Example: Blackhole Community (RFC 7999)
RFC 7999 standardised community 65535:666 as the BLACKHOLE community. When a customer tags a /32 host route with this community and advertises it upstream, compliant transit providers will forward packets destined for that IP to a null interface — dropping DDoS traffic at the provider edge rather than forwarding it into the customer network. This is Remotely Triggered Black Hole (RTBH) filtering.

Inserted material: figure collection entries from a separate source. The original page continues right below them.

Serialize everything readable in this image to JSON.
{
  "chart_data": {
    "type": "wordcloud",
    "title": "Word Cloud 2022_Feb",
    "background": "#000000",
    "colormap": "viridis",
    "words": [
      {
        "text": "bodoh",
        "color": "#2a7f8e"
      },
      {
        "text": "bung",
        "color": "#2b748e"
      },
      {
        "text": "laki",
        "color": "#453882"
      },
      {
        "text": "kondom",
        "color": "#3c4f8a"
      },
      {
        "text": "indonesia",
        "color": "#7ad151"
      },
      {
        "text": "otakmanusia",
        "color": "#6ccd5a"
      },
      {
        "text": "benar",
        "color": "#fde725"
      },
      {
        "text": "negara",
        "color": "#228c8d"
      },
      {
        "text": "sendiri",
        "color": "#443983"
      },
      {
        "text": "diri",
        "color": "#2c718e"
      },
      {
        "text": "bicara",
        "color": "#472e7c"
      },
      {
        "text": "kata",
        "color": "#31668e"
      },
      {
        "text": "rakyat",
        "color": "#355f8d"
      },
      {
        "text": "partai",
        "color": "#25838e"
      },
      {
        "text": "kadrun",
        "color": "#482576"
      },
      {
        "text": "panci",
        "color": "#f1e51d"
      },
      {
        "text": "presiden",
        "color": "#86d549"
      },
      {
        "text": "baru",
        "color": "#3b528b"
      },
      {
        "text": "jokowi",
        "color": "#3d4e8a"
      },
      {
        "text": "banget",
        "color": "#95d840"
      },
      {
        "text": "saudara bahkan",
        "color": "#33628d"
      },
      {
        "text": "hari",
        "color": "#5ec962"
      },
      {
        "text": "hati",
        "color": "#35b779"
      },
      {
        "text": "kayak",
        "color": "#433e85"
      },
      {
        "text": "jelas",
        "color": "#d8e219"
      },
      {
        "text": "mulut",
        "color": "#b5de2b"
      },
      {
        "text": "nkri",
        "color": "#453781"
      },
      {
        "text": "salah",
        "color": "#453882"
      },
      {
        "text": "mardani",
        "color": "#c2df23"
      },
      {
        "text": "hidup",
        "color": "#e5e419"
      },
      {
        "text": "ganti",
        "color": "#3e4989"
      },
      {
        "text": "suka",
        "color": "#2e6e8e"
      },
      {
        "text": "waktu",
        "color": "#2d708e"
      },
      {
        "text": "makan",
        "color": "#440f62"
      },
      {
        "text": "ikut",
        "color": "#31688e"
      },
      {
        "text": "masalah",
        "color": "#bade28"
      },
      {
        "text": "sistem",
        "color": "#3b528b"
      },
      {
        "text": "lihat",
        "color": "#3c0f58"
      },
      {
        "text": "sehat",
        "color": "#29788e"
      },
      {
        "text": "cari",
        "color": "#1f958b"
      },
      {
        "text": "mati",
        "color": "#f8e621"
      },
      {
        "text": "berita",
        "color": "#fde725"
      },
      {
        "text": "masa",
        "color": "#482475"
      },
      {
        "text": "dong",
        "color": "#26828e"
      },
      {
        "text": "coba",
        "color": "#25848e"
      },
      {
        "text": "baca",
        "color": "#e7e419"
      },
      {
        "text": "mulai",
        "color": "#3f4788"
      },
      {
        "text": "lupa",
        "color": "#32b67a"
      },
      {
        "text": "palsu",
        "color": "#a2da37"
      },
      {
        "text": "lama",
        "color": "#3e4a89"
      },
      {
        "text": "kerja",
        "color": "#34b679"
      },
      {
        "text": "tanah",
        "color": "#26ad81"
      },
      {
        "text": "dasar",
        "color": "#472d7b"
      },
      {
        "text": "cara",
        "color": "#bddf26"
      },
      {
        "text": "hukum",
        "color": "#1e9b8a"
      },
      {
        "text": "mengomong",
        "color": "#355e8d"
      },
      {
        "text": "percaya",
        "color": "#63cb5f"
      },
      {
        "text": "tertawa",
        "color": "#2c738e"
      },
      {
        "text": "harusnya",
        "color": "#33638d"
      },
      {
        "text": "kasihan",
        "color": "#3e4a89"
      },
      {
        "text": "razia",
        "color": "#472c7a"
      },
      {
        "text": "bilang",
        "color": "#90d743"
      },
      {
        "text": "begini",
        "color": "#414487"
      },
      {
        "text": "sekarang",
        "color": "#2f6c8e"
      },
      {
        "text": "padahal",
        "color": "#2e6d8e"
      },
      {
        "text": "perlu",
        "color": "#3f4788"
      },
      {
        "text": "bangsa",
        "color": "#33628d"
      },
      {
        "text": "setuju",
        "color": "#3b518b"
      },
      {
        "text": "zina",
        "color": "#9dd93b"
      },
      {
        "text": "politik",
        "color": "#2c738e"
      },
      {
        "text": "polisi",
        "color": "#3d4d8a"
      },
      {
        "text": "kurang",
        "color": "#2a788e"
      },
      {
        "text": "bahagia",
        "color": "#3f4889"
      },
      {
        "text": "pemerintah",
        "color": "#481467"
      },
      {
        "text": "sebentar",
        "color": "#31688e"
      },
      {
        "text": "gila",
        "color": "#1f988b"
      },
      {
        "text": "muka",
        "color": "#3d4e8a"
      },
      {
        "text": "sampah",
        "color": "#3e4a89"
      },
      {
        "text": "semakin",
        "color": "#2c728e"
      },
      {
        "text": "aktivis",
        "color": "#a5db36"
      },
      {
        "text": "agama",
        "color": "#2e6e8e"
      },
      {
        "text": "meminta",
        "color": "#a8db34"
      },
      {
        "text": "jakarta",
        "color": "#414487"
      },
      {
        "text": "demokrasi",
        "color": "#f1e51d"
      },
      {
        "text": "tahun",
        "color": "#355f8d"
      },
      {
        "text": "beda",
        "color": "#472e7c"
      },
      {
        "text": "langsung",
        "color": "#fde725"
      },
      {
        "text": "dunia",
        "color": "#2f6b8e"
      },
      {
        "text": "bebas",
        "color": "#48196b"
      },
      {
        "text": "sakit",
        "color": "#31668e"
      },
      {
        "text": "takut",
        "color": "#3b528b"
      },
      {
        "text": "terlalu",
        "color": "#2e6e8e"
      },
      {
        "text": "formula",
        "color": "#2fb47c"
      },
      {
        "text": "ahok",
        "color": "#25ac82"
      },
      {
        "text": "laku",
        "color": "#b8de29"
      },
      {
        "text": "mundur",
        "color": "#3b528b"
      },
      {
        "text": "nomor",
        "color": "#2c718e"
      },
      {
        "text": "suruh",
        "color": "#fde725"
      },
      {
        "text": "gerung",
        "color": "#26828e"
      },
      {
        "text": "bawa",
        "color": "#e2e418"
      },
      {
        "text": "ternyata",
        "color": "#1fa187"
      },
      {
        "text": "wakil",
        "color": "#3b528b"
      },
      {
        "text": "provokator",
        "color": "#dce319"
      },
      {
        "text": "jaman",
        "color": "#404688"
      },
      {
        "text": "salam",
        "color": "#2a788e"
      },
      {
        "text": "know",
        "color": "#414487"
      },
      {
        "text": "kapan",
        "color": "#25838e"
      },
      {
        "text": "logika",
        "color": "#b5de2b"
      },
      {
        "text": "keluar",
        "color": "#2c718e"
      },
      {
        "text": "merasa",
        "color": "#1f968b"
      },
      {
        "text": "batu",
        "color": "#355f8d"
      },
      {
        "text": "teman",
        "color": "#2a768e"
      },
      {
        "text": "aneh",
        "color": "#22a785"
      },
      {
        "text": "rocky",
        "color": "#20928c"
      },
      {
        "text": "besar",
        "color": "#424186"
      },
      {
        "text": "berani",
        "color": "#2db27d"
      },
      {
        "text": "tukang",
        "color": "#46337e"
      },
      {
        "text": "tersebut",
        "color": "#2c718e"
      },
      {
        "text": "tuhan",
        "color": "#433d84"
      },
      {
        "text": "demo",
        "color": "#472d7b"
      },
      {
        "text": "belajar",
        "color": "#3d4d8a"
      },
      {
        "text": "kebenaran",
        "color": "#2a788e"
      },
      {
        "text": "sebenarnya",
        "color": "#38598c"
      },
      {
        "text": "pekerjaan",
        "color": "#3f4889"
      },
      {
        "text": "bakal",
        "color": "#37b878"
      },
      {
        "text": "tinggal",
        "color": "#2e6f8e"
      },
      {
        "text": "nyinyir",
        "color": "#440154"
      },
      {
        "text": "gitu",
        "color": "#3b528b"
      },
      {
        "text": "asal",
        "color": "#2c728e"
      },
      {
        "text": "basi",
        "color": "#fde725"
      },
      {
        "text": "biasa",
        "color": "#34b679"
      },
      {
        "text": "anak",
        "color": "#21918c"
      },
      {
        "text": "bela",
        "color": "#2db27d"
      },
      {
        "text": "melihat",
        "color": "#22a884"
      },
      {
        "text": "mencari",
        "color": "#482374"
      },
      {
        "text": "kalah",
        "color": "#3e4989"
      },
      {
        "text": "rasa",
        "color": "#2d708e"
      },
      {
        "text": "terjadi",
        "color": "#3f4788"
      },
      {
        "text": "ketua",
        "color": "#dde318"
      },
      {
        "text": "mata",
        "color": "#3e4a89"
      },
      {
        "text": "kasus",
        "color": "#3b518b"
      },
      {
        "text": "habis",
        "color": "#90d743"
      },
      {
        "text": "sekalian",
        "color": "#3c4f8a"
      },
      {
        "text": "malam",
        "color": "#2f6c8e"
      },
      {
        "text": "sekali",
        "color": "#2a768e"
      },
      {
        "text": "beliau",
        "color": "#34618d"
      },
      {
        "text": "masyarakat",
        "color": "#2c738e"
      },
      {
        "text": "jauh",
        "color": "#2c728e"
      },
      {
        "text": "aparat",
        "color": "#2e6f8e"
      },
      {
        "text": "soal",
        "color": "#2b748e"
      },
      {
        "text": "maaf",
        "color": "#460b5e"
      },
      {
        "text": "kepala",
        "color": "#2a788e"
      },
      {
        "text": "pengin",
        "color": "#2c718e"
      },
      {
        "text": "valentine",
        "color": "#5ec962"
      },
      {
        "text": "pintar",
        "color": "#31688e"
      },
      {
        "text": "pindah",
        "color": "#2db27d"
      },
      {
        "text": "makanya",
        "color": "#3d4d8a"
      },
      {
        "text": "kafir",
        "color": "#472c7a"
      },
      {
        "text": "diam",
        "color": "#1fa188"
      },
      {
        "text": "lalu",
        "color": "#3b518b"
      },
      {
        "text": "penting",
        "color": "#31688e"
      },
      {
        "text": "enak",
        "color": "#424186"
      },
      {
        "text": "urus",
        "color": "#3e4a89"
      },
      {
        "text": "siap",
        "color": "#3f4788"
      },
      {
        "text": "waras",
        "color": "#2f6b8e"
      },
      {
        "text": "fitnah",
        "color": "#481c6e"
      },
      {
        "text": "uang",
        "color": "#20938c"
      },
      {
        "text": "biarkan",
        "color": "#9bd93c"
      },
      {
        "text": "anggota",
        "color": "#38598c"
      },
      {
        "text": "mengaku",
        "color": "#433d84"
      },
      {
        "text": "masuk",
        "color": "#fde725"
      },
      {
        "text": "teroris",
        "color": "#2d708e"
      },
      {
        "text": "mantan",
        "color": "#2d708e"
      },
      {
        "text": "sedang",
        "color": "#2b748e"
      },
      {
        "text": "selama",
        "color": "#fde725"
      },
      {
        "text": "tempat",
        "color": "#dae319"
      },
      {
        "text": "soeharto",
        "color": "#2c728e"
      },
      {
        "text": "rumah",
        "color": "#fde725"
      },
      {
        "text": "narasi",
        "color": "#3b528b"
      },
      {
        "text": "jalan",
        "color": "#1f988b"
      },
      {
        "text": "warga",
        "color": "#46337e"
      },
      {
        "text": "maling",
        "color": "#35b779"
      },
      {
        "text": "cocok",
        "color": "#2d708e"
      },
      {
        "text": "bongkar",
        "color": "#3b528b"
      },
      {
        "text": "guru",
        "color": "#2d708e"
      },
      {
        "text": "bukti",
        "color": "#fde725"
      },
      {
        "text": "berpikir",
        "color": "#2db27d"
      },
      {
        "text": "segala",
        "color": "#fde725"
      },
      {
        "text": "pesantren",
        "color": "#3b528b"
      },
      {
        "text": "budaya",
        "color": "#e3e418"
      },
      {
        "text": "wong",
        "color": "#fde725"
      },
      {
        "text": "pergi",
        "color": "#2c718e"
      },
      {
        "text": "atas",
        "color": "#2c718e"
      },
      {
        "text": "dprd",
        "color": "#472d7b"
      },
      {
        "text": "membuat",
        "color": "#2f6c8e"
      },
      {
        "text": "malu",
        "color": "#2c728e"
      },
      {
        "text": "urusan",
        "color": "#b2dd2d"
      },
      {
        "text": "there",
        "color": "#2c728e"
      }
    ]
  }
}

! RTBH example — blackhole 192.0.2.1/32 upstream
ip route 192.0.2.1 255.255.255.255 Null0
router bgp 64500
network 192.0.2.1 mask 255.255.255.255 route-map SET-BLACKHOLE-COMMUNITY
route-map SET-BLACKHOLE-COMMUNITY permit 10
set community 65535:666 no-exportCommunity Filtering Best Practices
- Strip all incoming communities from customers by default; only honour communities your NOC team explicitly documents and supports
- Apply inbound community filtering at EBGP boundaries to prevent customers from manipulating peer relationships
- Document your community scheme in PeeringDB and your NOC's public information — this significantly eases peering relationship management
- Use large communities (RFC 8092) for all new deployments; retain standard communities only for backward compatibility with older peers
- Test community-based policies in a staging environment or with a test prefix — a misconfigured policy can cause widespread route leaks
Summary
BGP communities are an elegant and scalable mechanism for distributed traffic engineering across provider boundaries. Standard communities serve well-known purposes like NO_EXPORT; extended communities power MPLS VPN constructs; large communities are the modern standard for custom 4-byte AS traffic engineering. A well-documented community scheme, consistently applied and filtered at AS edges, allows network operators to shape traffic flows, implement DDoS mitigation, and provide fine-grained customer controls — all without requiring out-of-band coordination for every policy change.